The spectacle of bullfighting pits a man against a charging bull. The bullfighter, called a matador, faces the bull in a large dirt-filled arena that is usually surrounded by spectators. Aided by a group of apprentices, called the cuadrilla, the matador goads the bull into charging at him. A bullfight usually features three matadors, each of whom fights two bulls. The bulls are of a distinctly savage breed especially trained to attack humans. A bullfight is relentless. If a matador is injured, another replaces him, and the bull is killed at the end of each match. To followers of bullfighting the contest between man and beast demonstrates human skill and courage as does no other sport. However, many people believe bullfighting is barbaric and inhumane.
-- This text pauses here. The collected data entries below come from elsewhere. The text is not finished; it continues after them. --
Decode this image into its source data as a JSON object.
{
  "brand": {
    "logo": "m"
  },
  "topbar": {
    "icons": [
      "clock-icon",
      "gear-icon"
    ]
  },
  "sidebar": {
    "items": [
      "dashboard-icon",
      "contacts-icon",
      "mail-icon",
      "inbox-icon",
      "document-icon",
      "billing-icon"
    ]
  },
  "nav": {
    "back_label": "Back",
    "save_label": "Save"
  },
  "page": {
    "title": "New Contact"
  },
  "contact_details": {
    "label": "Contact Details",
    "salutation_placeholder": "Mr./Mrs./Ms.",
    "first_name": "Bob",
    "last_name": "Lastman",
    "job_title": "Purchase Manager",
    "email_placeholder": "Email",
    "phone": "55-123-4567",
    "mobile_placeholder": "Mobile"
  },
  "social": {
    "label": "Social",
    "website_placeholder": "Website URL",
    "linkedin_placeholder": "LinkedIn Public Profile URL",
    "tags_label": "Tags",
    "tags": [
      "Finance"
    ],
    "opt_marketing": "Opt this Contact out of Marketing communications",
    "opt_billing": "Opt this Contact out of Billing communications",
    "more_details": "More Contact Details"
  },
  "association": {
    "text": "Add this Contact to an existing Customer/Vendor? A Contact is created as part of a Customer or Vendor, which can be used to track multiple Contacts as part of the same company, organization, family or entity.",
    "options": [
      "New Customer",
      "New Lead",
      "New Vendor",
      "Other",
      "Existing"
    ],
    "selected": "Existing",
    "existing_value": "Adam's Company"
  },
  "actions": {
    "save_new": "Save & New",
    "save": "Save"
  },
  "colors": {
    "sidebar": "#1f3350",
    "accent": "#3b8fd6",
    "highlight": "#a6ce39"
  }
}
The contest begins with a colorful grand entrance by the participants. The actual fight starts when the picadors, who are horse-mounted members of the cuadrilla.
They fend off the bull's charges with sharp steel-tipped pikes, called pics. They weaken and anger the bull by piercing its neck and shoulders. Then come the banderilleros, named after their banderillas, or decorated barbed sticks. Clutching a stick in each hand, they rush the bull on foot and plant the barbs in the animal's neck, weakening and angering the beast even more.
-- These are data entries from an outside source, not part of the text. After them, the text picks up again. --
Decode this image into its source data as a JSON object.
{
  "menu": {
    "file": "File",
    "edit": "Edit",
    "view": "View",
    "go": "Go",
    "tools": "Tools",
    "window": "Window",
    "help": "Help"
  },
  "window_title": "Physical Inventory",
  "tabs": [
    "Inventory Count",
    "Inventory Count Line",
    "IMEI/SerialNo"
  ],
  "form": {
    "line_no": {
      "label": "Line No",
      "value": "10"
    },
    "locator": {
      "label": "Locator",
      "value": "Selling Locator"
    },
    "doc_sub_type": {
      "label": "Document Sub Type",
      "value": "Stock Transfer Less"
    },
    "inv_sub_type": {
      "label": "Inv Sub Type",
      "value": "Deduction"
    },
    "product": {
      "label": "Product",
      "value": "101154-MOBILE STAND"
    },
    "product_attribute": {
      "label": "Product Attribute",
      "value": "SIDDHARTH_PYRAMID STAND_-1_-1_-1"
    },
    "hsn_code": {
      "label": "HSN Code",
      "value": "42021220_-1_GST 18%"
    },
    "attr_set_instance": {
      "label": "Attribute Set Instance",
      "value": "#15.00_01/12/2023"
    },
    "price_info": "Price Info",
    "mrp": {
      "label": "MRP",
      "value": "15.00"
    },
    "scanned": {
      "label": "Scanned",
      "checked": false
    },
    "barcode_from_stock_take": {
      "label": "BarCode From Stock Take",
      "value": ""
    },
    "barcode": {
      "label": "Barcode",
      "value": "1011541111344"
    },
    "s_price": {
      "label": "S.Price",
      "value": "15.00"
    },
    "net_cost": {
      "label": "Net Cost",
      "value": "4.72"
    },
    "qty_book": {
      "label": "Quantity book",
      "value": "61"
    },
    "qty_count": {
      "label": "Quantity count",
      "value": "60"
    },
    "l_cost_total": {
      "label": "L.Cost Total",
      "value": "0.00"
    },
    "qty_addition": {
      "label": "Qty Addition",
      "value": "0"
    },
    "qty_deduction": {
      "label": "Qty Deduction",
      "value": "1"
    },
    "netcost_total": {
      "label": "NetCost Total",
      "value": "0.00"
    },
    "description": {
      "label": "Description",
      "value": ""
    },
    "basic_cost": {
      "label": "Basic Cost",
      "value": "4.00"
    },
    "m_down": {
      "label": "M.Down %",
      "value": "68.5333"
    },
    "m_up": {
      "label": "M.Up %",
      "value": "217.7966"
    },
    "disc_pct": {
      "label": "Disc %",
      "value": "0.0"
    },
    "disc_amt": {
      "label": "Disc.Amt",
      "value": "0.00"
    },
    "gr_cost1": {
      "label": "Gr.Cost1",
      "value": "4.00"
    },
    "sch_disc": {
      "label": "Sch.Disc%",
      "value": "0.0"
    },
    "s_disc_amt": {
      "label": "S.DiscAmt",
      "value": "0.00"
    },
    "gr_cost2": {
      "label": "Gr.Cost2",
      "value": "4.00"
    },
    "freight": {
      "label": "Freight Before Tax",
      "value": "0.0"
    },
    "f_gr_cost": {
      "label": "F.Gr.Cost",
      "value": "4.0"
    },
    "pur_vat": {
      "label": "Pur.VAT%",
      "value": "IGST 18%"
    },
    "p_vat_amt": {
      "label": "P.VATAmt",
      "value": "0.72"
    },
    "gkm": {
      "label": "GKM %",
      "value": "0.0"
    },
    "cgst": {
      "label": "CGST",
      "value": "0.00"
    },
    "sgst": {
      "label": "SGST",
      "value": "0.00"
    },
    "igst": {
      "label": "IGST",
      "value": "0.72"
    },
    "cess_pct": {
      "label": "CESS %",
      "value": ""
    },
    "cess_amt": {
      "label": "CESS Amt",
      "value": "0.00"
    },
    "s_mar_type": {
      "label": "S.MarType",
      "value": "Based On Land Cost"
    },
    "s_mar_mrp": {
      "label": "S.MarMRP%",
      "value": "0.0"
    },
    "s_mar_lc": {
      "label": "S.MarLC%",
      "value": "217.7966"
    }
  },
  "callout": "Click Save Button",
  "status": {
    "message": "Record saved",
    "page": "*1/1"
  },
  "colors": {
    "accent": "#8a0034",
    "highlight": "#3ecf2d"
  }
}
Finally the matador comes in for the kill. Brightly dressed, he uses a sword draped with a cloth, called muleta. After a number of intricate passes with the muleta, during which the matador must work extremely close to the bull, the matador sights the bull along his sword, runs forward, and plunges it in, aiming for the half-dollar-size spot between the shoulders. If the sword enters correctly between the shoulder blades, it severs the aorta, or great artery, and the animal dies almost instantly.
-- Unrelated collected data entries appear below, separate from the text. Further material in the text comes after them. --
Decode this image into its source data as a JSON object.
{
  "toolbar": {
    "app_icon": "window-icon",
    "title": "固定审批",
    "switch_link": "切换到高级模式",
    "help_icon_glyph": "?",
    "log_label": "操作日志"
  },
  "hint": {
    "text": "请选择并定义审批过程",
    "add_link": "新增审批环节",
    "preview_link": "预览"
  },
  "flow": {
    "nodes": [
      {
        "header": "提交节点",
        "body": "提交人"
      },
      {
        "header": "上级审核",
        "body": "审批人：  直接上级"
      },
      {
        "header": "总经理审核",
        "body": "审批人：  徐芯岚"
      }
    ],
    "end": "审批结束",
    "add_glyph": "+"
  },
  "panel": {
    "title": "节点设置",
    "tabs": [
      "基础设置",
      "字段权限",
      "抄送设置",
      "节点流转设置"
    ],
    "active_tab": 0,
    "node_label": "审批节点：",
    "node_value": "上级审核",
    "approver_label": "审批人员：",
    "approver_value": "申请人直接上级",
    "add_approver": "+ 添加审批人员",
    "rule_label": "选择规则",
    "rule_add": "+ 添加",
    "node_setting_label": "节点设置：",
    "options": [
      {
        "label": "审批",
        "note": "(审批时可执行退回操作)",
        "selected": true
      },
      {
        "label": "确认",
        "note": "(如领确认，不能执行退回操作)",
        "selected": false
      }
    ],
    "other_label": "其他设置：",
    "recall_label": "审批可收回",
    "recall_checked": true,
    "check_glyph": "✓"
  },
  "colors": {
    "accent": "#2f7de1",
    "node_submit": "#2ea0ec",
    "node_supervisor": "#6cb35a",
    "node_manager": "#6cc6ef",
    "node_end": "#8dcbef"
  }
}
A crowd-pleasing matador may be awarded one or both of the bull's ears or its ears and tail. An exceptionally fierce bull may be honored by having its body paraded around the arena. The one thing that sets the Spanish apart from most Europeans living beyond the Pyrenees mountains is their national spectacle of bullfighting. Every city and most towns of any size boast a bullring, where the crowds cheer their favorite but jeer the inept matador, or bullfighter, as he faces his large-horned adversary. Many Northern Europeans are critical of bullfighting and condemn it as a cruel blood sport. Most Spaniards, however, do not see it this way. To them bullfighting is an exciting test of bravery, skill, and grace..
Although bullfighting has been described as inhumane and has been little practiced outside the Iberian peninsula and the Latin America, its defenders say that it is too much ingrained in the culture of the participating countries to ban. Therefore, it appears that bullfighting will be around for years to come, even though it may be limited to a few small countries.